Laura Boswell ARE – Printmaker

Deep Thought

Recently I have become computerised. About three weeks ago I became the proud owner of a ‘system’. This is a proper system, not my ‘write it on a bit of paper and hope I find it again’ system of picture management. I now know what I’ve got, what size it is, if it is framed, mounted or just paper, if it is with a gallery, due home from a gallery, or, best of all, sold. I know what greetings cards are selling and which are not, what needs invoicing, who’s paid and who hasn’t. In short, I have all the answers.

The reason for this is nothing to do with me really. I like computers, I really do, but I am small child to their efficiency. It all goes well as long as I get exactly what I want exactly when I want it. Ten seconds with no gratification and I am thumping on the keys and shouting unreasonably. I’ve been known to cry and I do put sticky finger prints and toast crumbs all over my laptop’s nice black coat. No, this is to do with my brother-in-law for whom computers are more like intellectual friends: good company to an all night session of thrashing out complex algorithms. He decided that he would write a programme which would ensure that I would have more time to make lush puddings for the writer of that programme. A win,win for us both. So far he’s had homemade vanilla ice cream with a rum baba strong enough for a bona fide hangover. This weekend it’s the turn of Anton Mosimann’s killer bread and butter pudding.

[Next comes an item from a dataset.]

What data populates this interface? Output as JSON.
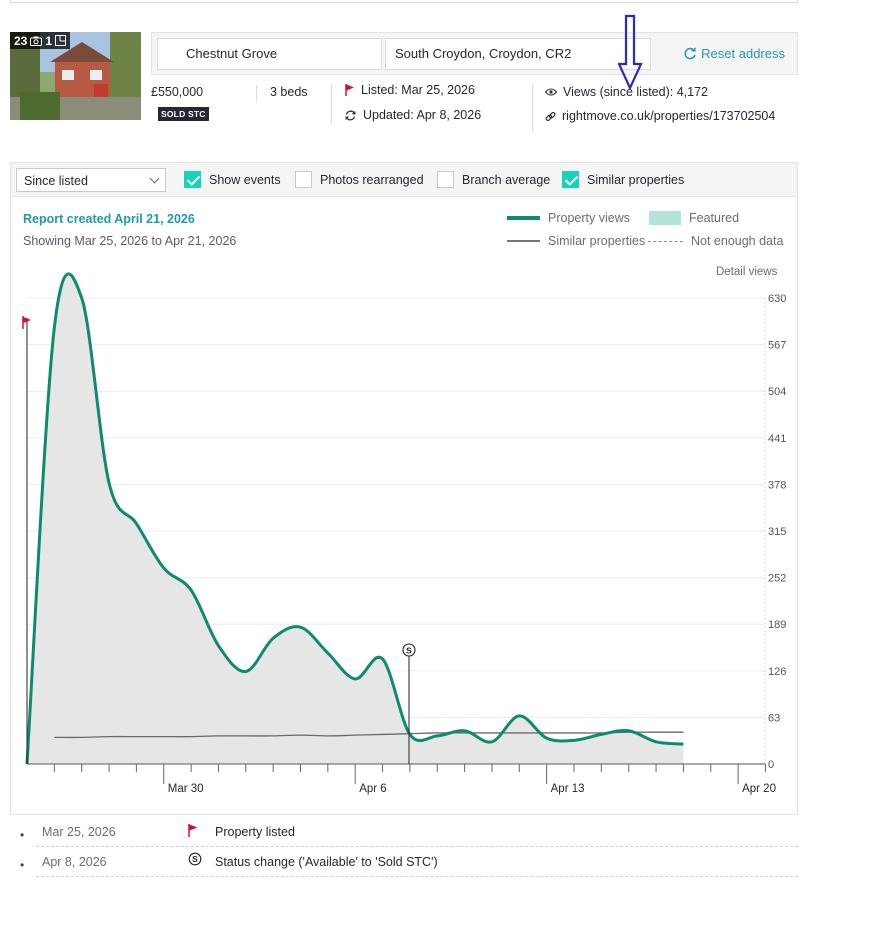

To be slightly earnest about this, I have had to take things in hand a bit. It’s part of the big new plan to take myself seriously. No longer just a dabbler in a shed, I am a woman running a business. Admittedly a business which can involve some pretty strange stuff, but a small business nevertheless and having proper delivery notes, invoices and accountability does all make sense and the right impression on galleries, the tax man and my clients. I do know how extraordinarily lucky I am to have a relation with a fondness for programming and a weakness for patisserie, but it really had to be done one way or another and best to do it now when things are still small and beautiful rather than big and out of hand.